Coupled with an “awwwww” worthy ending and a sense that everyone is on the cusp of something empoweringly redemptive with even Vince finding peace with past pain of a very personal kind, I Used to be Famous is, on the surface at least, an inspiringly lovely ticking of all the salvation by others genre that the British execute so heart restoringly well.
But, and this is where the film reveals unexpected emotional heft and substantial transformative power, I Used to be Famous goes much further than a simple adherence to some well-loved tropes and clichés, all of which are employed by the way, in a manner than doesn’t even remotely reek of phoning it in.
Inspired by the story of a real life family member, director Eddie Steinberg, who co-wrote the screenplay with Zak Klein), brings some truly affecting truthfulness to the story, exploring what it means for people like Vince mainly but also Amber to find long-lost dreams again, or for someone like Stevie to find them in the first place.
But it’s not only the future and it’s ability to be re-fashioned and made anew that fuels the narrative in I Used to be Famous.
The past haunts Vince in ways so palpable that it’s like it’s living with him in his beleaguered present, and stuck in the kind of regret that has few touchstones to re-orient him, Vince is perhaps destined, at the start of the film at least, to never find his way to a present that actually means something in and of itself and free from the debilitating pain of the past.
Watching Vince grappling with the ramifications of past decisions, and those of others including a regretful Austin, infuses I Used to be Famous with an emotional veracity that makes the film far more than a simply light and floaty fairytale story of hope found again.
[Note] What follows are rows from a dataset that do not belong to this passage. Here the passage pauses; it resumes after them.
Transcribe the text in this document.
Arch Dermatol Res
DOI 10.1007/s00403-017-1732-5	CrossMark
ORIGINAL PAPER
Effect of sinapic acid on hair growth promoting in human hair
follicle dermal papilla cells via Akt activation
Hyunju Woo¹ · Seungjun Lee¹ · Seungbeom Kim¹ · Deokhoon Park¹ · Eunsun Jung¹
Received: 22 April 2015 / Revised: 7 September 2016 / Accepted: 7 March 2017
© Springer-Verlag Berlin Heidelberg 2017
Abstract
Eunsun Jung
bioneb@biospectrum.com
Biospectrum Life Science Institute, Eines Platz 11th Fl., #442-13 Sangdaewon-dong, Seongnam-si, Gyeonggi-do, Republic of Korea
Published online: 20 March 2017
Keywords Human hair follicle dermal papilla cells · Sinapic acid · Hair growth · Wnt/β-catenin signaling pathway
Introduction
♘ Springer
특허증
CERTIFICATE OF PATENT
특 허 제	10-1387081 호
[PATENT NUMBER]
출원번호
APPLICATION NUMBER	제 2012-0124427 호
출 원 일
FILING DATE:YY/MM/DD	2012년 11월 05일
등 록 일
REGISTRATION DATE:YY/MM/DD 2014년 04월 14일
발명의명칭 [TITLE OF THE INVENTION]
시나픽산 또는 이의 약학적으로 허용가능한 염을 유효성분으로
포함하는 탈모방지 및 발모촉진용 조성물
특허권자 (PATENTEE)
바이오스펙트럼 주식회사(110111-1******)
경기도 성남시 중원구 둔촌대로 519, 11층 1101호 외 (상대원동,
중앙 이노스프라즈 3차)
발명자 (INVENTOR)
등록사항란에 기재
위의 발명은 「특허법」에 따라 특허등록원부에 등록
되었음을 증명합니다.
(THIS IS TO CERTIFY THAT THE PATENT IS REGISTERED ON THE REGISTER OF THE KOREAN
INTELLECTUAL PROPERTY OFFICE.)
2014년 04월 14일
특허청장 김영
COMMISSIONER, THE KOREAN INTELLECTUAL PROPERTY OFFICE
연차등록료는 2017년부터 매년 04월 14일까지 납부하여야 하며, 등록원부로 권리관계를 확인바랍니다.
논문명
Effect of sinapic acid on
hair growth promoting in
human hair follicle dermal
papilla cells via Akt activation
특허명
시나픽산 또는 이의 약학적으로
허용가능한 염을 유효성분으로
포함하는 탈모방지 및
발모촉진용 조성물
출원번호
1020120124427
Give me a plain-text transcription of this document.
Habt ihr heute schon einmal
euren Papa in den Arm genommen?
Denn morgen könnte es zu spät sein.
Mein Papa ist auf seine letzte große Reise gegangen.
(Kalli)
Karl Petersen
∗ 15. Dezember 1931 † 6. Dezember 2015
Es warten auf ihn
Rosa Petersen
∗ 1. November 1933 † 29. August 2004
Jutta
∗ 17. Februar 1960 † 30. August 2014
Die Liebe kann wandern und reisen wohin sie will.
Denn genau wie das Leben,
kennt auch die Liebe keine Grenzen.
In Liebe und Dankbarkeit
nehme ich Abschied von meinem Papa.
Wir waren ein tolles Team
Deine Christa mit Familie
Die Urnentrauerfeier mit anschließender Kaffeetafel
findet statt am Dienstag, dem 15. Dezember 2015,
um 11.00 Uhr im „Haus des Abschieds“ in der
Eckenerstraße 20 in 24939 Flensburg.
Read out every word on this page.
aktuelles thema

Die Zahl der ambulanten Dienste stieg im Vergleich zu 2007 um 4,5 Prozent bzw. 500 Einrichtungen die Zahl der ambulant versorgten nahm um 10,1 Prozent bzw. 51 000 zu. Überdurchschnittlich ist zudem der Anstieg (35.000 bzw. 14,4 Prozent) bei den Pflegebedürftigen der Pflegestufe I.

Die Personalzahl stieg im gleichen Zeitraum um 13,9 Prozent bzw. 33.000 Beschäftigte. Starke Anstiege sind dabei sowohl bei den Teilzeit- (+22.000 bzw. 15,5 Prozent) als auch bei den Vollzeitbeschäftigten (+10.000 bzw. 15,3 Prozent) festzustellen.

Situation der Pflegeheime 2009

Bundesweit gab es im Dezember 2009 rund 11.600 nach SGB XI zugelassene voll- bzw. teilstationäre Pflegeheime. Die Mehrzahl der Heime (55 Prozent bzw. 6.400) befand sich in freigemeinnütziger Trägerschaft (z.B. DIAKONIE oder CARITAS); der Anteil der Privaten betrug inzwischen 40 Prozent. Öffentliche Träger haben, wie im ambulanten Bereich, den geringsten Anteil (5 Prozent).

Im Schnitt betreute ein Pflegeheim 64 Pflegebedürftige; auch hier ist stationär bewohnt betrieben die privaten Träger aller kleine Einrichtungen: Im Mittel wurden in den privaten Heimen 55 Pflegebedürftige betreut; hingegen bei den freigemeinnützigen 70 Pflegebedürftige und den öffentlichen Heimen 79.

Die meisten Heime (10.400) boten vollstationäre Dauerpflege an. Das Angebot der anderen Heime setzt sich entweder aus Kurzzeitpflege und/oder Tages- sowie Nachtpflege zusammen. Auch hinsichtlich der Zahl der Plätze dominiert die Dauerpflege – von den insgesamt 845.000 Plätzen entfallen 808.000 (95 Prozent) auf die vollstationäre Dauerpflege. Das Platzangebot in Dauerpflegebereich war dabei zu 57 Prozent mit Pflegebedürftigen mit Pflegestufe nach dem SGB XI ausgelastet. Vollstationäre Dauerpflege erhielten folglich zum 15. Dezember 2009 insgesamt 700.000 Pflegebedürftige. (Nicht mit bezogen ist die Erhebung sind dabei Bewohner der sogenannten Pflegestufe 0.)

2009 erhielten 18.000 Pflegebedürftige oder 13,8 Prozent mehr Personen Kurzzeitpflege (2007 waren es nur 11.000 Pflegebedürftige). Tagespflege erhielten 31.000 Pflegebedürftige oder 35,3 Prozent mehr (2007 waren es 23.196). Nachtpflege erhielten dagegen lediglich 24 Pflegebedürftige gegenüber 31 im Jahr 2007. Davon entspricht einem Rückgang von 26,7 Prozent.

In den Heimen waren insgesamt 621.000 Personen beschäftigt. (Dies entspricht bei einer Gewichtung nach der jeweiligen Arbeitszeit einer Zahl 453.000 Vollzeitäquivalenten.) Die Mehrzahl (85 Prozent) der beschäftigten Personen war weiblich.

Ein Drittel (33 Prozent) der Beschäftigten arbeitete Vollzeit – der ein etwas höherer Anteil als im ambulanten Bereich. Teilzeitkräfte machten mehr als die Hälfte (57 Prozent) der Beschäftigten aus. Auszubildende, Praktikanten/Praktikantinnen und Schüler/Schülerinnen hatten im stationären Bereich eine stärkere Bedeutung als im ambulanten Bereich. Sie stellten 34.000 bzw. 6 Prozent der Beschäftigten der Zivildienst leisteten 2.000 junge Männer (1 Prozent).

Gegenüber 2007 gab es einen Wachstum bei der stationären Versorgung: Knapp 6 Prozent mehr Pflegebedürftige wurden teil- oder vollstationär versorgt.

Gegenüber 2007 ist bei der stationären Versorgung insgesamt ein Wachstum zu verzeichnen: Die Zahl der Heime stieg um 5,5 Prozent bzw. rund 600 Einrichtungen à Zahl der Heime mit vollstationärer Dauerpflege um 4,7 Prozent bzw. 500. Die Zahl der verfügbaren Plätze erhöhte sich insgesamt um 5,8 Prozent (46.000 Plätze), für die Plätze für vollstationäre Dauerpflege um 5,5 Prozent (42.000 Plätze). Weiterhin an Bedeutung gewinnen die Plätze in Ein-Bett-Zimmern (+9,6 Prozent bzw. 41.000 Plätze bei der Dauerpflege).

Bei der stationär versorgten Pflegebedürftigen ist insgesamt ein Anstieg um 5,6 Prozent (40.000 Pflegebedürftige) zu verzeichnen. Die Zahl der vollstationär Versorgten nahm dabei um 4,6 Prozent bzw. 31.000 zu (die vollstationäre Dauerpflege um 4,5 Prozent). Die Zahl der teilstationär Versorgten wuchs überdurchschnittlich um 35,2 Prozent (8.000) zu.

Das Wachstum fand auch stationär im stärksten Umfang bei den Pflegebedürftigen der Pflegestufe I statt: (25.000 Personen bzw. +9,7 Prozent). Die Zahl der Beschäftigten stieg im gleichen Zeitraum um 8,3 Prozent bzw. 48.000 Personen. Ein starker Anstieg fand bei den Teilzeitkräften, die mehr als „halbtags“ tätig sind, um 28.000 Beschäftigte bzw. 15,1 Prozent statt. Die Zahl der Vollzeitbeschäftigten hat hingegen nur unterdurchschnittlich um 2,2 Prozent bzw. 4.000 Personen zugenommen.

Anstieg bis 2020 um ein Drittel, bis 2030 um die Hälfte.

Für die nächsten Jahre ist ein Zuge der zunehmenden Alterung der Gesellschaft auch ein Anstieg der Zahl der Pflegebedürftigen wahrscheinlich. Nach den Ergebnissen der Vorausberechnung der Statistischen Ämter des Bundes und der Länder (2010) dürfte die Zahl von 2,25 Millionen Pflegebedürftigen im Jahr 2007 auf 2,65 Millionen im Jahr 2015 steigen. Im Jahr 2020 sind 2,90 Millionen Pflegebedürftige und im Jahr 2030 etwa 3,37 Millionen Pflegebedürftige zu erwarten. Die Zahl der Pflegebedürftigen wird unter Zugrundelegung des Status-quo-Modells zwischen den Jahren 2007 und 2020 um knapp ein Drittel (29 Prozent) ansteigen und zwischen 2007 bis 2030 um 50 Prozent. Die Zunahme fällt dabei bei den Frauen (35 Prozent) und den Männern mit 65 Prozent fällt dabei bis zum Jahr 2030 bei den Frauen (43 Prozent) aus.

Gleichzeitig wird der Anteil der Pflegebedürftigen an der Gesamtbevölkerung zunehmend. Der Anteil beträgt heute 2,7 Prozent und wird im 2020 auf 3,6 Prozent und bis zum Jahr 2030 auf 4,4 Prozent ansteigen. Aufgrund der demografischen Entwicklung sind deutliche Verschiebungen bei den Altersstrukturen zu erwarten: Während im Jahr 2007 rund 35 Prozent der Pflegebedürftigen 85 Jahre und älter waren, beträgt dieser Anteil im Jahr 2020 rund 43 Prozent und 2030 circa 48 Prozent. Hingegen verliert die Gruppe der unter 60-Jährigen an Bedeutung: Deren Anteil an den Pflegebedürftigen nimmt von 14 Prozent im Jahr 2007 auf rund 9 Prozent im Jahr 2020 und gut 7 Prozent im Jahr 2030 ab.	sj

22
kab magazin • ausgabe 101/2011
We’ve all got regrets about things that we can seemingly do little to nothing about, and while I Used to be Famous does give Vince some freedom from this, it doesn’t pretend for a second that life is so easily fixed that you can meet a neurodiverse kid, find your creativity and sense of life purpose renewed and skip off happily into the sunset.
I Used to be Famous is thankfully not that simplistic, choosing to focus on the fact that while happy endings of a sort are possible, they are not, by any means, going to fix things wholesale and not without some scarring still being evident.
It’s this commitment to raw, real humanity in the midst of a redemptive tale, coupled with knock it out of the park performances by real-life neurodiverse actor Long, Skrein whose face is a tapestry of pain, hope and bewilderment, and Matsuura who embodies every woman who has put aside her own dreams to care for her kid, that give such emotional muscularity to I Used to be Famous.
Sure, it’s full of skillfully and movingly well-used tropes and clichés, but they are not the sum total of the film, nor the whole reason for its existence, with I Used to be Famous having a huge amount of truly worthwhile things to say about the rich value of human diversity, of the way the past and present interact and how it can challenging but not impossible to deal with them to find your way to a fulfilling future, and how found families, of the most unlikely kind, can transform lives in unexpected and wonderfully life-affirming ways, leaving life far better than it was before they came along.